You can buy knock-off bags all over New York City, and now you can buy knock-off versions of New York City's famed Cronut all over LA. After all, if we're not setting trends in Los Angeles, we're definitely following them. Bakeries all over town have jumped on the Cronut bandwagon, creating their version of Dominique Ansel's croissant-donut hybrid with wacky names so as not to be sued for copyright infringement (one already had to change the name from Kronut to O-Nut because the former was too close to the trademarked "Cronut"). Here are six places we've spotted them around town recently. If you know more or have a favorite, definitely let us know in the comments.

  • The Doughnot at Village Bakery and Cafe

    Owner Barbara Monderine figured she and her bakers made great croissants and donuts, so why not make a hybrid? The Doughnot was created on a lark and served only on weekends at the Atwater Village spot, but now you might catch the treat on special during the week. The flaky pastry is baked and split in two, filled with chocolate pastry cream and topped with chocolate.

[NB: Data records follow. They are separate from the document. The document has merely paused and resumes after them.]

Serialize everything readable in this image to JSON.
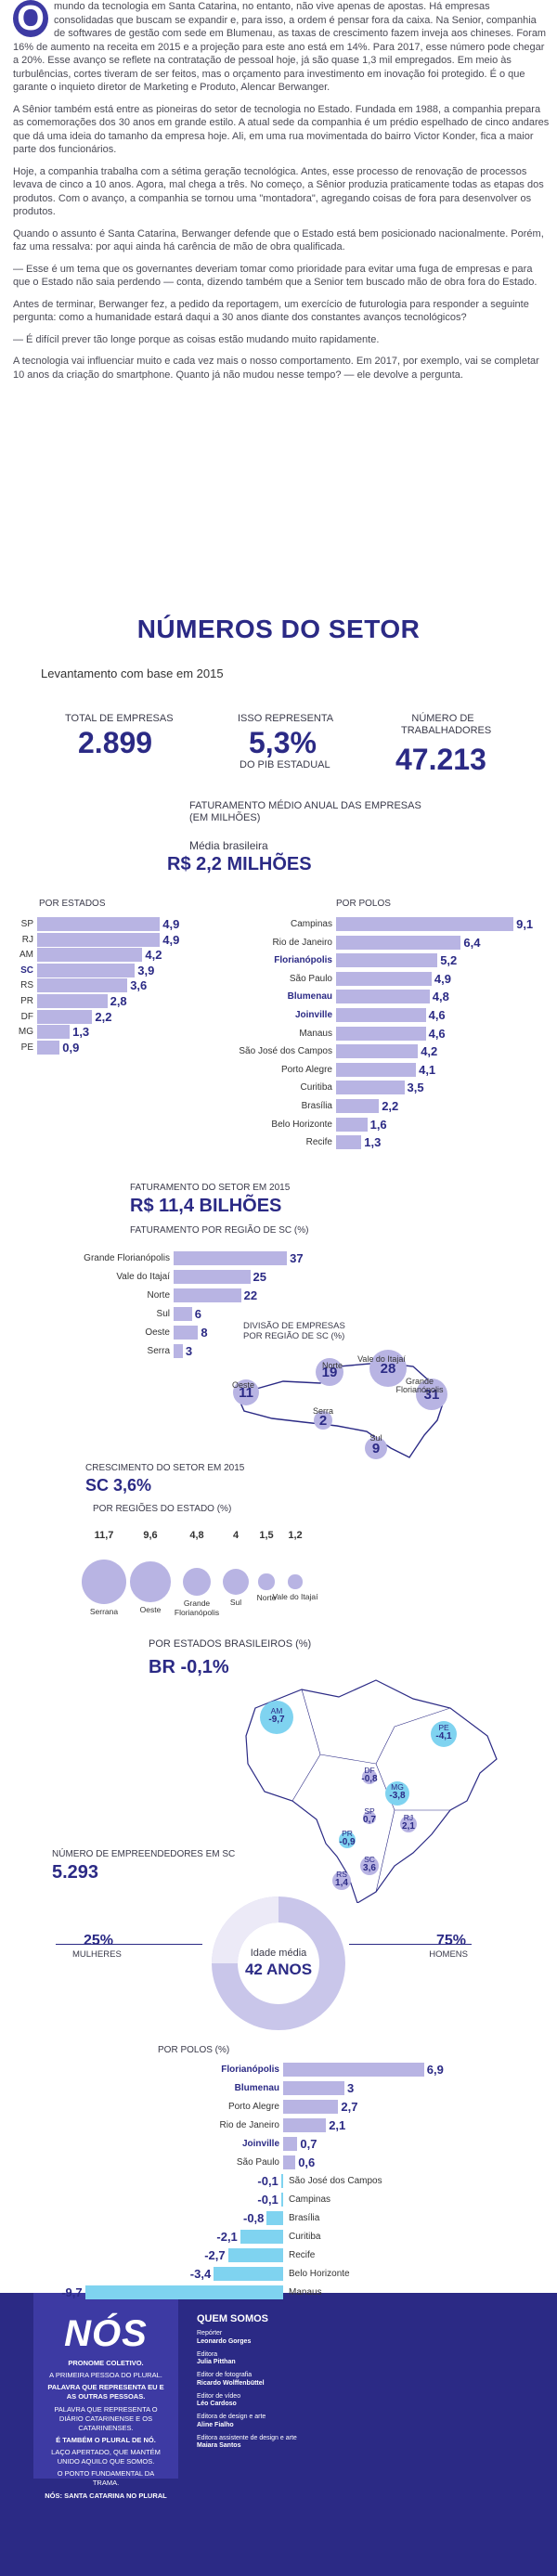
{
  "article": {
    "dropcap": "O",
    "p1": "mundo da tecnologia em Santa Catarina, no entanto, não vive apenas de apostas. Há empresas consolidadas que buscam se expandir e, para isso, a ordem é pensar fora da caixa. Na Senior, companhia de softwares de gestão com sede em Blumenau, as taxas de crescimento fazem inveja aos chineses. Foram 16% de aumento na receita em 2015 e a projeção para este ano está em 14%. Para 2017, esse número pode chegar a 20%. Esse avanço se reflete na contratação de pessoal hoje, já são quase 1,3 mil empregados. Em meio às turbulências, cortes tiveram de ser feitos, mas o orçamento para investimento em inovação foi protegido. É o que garante o inquieto diretor de Marketing e Produto, Alencar Berwanger.",
    "p2": "A Sênior também está entre as pioneiras do setor de tecnologia no Estado. Fundada em 1988, a companhia prepara as comemorações dos 30 anos em grande estilo. A atual sede da companhia é um prédio espelhado de cinco andares que dá uma ideia do tamanho da empresa hoje. Ali, em uma rua movimentada do bairro Victor Konder, fica a maior parte dos funcionários.",
    "p3": "Hoje, a companhia trabalha com a sétima geração tecnológica. Antes, esse processo de renovação de processos levava de cinco a 10 anos. Agora, mal chega a três. No começo, a Sênior produzia praticamente todas as etapas dos produtos. Com o avanço, a companhia se tornou uma \"montadora\", agregando coisas de fora para desenvolver os produtos.",
    "p4": "Quando o assunto é Santa Catarina, Berwanger defende que o Estado está bem posicionado nacionalmente. Porém, faz uma ressalva: por aqui ainda há carência de mão de obra qualificada.",
    "p5": "— Esse é um tema que os governantes deveriam tomar como prioridade para evitar uma fuga de empresas e para que o Estado não saia perdendo — conta, dizendo também que a Senior tem buscado mão de obra fora do Estado.",
    "p6": "Antes de terminar, Berwanger fez, a pedido da reportagem, um exercício de futurologia para responder a seguinte pergunta: como a humanidade estará daqui a 30 anos diante dos constantes avanços tecnológicos?",
    "p7": "— É difícil prever tão longe porque as coisas estão mudando muito rapidamente.",
    "p8": "A tecnologia vai influenciar muito e cada vez mais o nosso comportamento. Em 2017, por exemplo, vai se completar 10 anos da criação do smartphone. Quanto já não mudou nesse tempo? — ele devolve a pergunta."
  },
  "section": {
    "title": "NÚMEROS DO SETOR",
    "survey": "Levantamento com base em 2015"
  },
  "stats": {
    "total_label": "TOTAL DE EMPRESAS",
    "total_value": "2.899",
    "pib_label": "ISSO REPRESENTA",
    "pib_value": "5,3%",
    "pib_sub": "DO PIB ESTADUAL",
    "workers_label": "NÚMERO DE TRABALHADORES",
    "workers_value": "47.213"
  },
  "revenue": {
    "title": "FATURAMENTO MÉDIO ANUAL DAS EMPRESAS (EM MILHÕES)",
    "avg_label": "Média brasileira",
    "avg_value": "R$ 2,2 MILHÕES",
    "by_state_label": "POR ESTADOS",
    "by_city_label": "POR POLOS"
  },
  "sector_revenue": {
    "title": "FATURAMENTO DO SETOR EM 2015",
    "value": "R$ 11,4 BILHÕES",
    "by_region_label": "FATURAMENTO POR REGIÃO DE SC (%)",
    "division_label": "DIVISÃO DE EMPRESAS POR REGIÃO DE SC (%)"
  },
  "sc_map": {
    "regions": [
      {
        "name": "Norte",
        "value": "19"
      },
      {
        "name": "Vale do Itajaí",
        "value": "28"
      },
      {
        "name": "Oeste",
        "value": "11"
      },
      {
        "name": "Grande Florianópolis",
        "value": "31"
      },
      {
        "name": "Serra",
        "value": "2"
      },
      {
        "name": "Sul",
        "value": "9"
      }
    ]
  },
  "growth": {
    "title": "CRESCIMENTO DO SETOR EM 2015",
    "value": "SC 3,6%",
    "by_region_label": "POR REGIÕES DO ESTADO (%)",
    "bubbles": [
      {
        "value": "11,7",
        "label": "Serrana",
        "r": 11.7
      },
      {
        "value": "9,6",
        "label": "Oeste",
        "r": 9.6
      },
      {
        "value": "4,8",
        "label": "Grande Florianópolis",
        "r": 4.8
      },
      {
        "value": "4",
        "label": "Sul",
        "r": 4
      },
      {
        "value": "1,5",
        "label": "Norte",
        "r": 1.5
      },
      {
        "value": "1,2",
        "label": "Vale do Itajaí",
        "r": 1.2
      }
    ]
  },
  "br_map": {
    "title": "POR ESTADOS BRASILEIROS (%)",
    "value": "BR -0,1%",
    "states": [
      {
        "name": "AM",
        "value": "-9,7"
      },
      {
        "name": "PE",
        "value": "-4,1"
      },
      {
        "name": "DF",
        "value": "-0,8"
      },
      {
        "name": "MG",
        "value": "-3,8"
      },
      {
        "name": "SP",
        "value": "0,7"
      },
      {
        "name": "RJ",
        "value": "2,1"
      },
      {
        "name": "PR",
        "value": "-0,9"
      },
      {
        "name": "SC",
        "value": "3,6"
      },
      {
        "name": "RS",
        "value": "1,4"
      }
    ]
  },
  "entrepreneurs": {
    "title": "NÚMERO DE EMPREENDEDORES EM SC",
    "value": "5.293",
    "women_pct": "25%",
    "women_label": "MULHERES",
    "men_pct": "75%",
    "men_label": "HOMENS",
    "age_label": "Idade média",
    "age_value": "42 ANOS",
    "by_city_label": "POR POLOS (%)"
  },
  "chart_data": [
    {
      "type": "bar",
      "title": "POR ESTADOS",
      "categories": [
        "SP",
        "RJ",
        "AM",
        "SC",
        "RS",
        "PR",
        "DF",
        "MG",
        "PE"
      ],
      "values": [
        4.9,
        4.9,
        4.2,
        3.9,
        3.6,
        2.8,
        2.2,
        1.3,
        0.9
      ],
      "labels": [
        "4,9",
        "4,9",
        "4,2",
        "3,9",
        "3,6",
        "2,8",
        "2,2",
        "1,3",
        "0,9"
      ]
    },
    {
      "type": "bar",
      "title": "POR POLOS",
      "categories": [
        "Campinas",
        "Rio de Janeiro",
        "Florianópolis",
        "São Paulo",
        "Blumenau",
        "Joinville",
        "Manaus",
        "São José dos Campos",
        "Porto Alegre",
        "Curitiba",
        "Brasília",
        "Belo Horizonte",
        "Recife"
      ],
      "values": [
        9.1,
        6.4,
        5.2,
        4.9,
        4.8,
        4.6,
        4.6,
        4.2,
        4.1,
        3.5,
        2.2,
        1.6,
        1.3
      ],
      "labels": [
        "9,1",
        "6,4",
        "5,2",
        "4,9",
        "4,8",
        "4,6",
        "4,6",
        "4,2",
        "4,1",
        "3,5",
        "2,2",
        "1,6",
        "1,3"
      ]
    },
    {
      "type": "bar",
      "title": "FATURAMENTO POR REGIÃO DE SC (%)",
      "categories": [
        "Grande Florianópolis",
        "Vale do Itajaí",
        "Norte",
        "Sul",
        "Oeste",
        "Serra"
      ],
      "values": [
        37,
        25,
        22,
        6,
        8,
        3
      ],
      "labels": [
        "37",
        "25",
        "22",
        "6",
        "8",
        "3"
      ]
    },
    {
      "type": "bar",
      "title": "POR POLOS (%)",
      "categories": [
        "Florianópolis",
        "Blumenau",
        "Porto Alegre",
        "Rio de Janeiro",
        "Joinville",
        "São Paulo",
        "São José dos Campos",
        "Campinas",
        "Brasília",
        "Curitiba",
        "Recife",
        "Belo Horizonte",
        "Manaus"
      ],
      "values": [
        6.9,
        3,
        2.7,
        2.1,
        0.7,
        0.6,
        -0.1,
        -0.1,
        -0.8,
        -2.1,
        -2.7,
        -3.4,
        -9.7
      ],
      "labels": [
        "6,9",
        "3",
        "2,7",
        "2,1",
        "0,7",
        "0,6",
        "-0,1",
        "-0,1",
        "-0,8",
        "-2,1",
        "-2,7",
        "-3,4",
        "-9,7"
      ]
    },
    {
      "type": "pie",
      "title": "NÚMERO DE EMPREENDEDORES EM SC",
      "categories": [
        "MULHERES",
        "HOMENS"
      ],
      "values": [
        25,
        75
      ]
    }
  ],
  "footer": {
    "logo": "NÓS",
    "lines": [
      "PRONOME COLETIVO.",
      "A PRIMEIRA PESSOA DO PLURAL.",
      "PALAVRA QUE REPRESENTA EU E AS OUTRAS PESSOAS.",
      "PALAVRA QUE REPRESENTA O DIÁRIO CATARINENSE E OS CATARINENSES.",
      "É TAMBÉM O PLURAL DE NÓ.",
      "LAÇO APERTADO, QUE MANTÉM UNIDO AQUILO QUE SOMOS.",
      "O PONTO FUNDAMENTAL DA TRAMA.",
      "NÓS: SANTA CATARINA NO PLURAL"
    ],
    "credits_title": "QUEM SOMOS",
    "credits": [
      {
        "role": "Repórter",
        "name": "Leonardo Gorges"
      },
      {
        "role": "Editora",
        "name": "Julia Pitthan"
      },
      {
        "role": "Editor de fotografia",
        "name": "Ricardo Wolffenbüttel"
      },
      {
        "role": "Editor de vídeo",
        "name": "Léo Cardoso"
      },
      {
        "role": "Editora de design e arte",
        "name": "Aline Fialho"
      },
      {
        "role": "Editora assistente de design e arte",
        "name": "Maiara Santos"
      }
    ]
  },
  "colors": {
    "navy": "#2b2a85",
    "lavender": "#b8b4e3",
    "cyan": "#7fd3f0"
  }
}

    3119 Los Feliz Blvd.; 323-662-8600

  • Double Decker O-Nut at DK's Donuts

    One of the first to jump on the Cronut knock-off train was this 33-year-old Santa Monica donut shop. It started simple, a croissant-donut filled with Nutella or cream. Now there are more than a dozen flavors, from pineapple-coconut to a sausage-and-egg version. You can also find O-Nuts filled with blueberries or strawberries and cream, lemon, guava or topped with bacon. The original Kronut moniker was a play off of the bakery's name, but Ansel's lawyers came after them, so they changed it to the Double Decker O-Nut. 

    1614 Santa Monica Blvd.; 310-829-2512

  • The Crumbnut at Crumbs Bake Shop

    Only the Los Angeles locations (Larchmont, Hollywood, Beverly Hills, Calabasas, Glendale, Malibu) are selling the cupcake shop's version of the Cronut, which seems to be getting NYC fans in a tizzy (Crumbs started there). The Crumbnut has no fancy fillings or icings, just a simple flaky croissant pastry in the shape of a donut, which is odd considering the sugary sweet cupcakes the bakery is known for.

    Multiple locations

  • The Brioughnut from ConfeXion Cupcakes

    These little doo-dads come from the two-time Cupcake Wars champions that obviously do more than just cupcakes. The Brioughnut donut-brioche mash-ups - more donut than croissant and only glazed, not filled with icing - were only available on Saturdays and Sundays, but due to popular demand, new flavors are starting to roll out during the week. You'll find combos like strawberry lemonade, chocolate bacon caramel, peanut butter and chocolate, and more traditional vanilla, chocolate or red velvet.

    11 W. Dayton St.; 626-486-9977

  • The Crullant at Semi Sweet Bakery

    Leave it to Sharlena Fong to come up with a light, flaky treat that could stand on its own, even without the Cronut hysteria. The Crullant is baked, as opposed to Ansel's fried version, and comes glazed without a filling. Simple and sweet.

    105 E. Sixth St.; 213-228-9975

  • Credit: Just Jenn/Flickr

    Frances Donut at Frances Bakery & Coffee

    To avoid litigation over the name, this Little Tokyo bakery keeps it simple. The Frances Donut is crisp on the outside - because it's fried, not baked - with layers of flaky croissant inside. The custard-filled treats aren't overly sweet and come in simple chocolate, blueberry, strawberry, lemon custard or cream flavors. 

    404 E. Second St.; 213-680-4899

  • The Doughssant at Spudnuts Donuts

    Known for topping its fresh-baked donuts with anything from gummy worms to cereal, the croissant-donut version at this Canoga Park bakery is surprisingly simple. The flaky pastry is filled with whipped vanila or chocolate custard, lightly glazed and drizzled with icing or dusted with powdered sugar. New flavors seem to be on the horizon, such as banana cream pie and fruit-and-cream filled.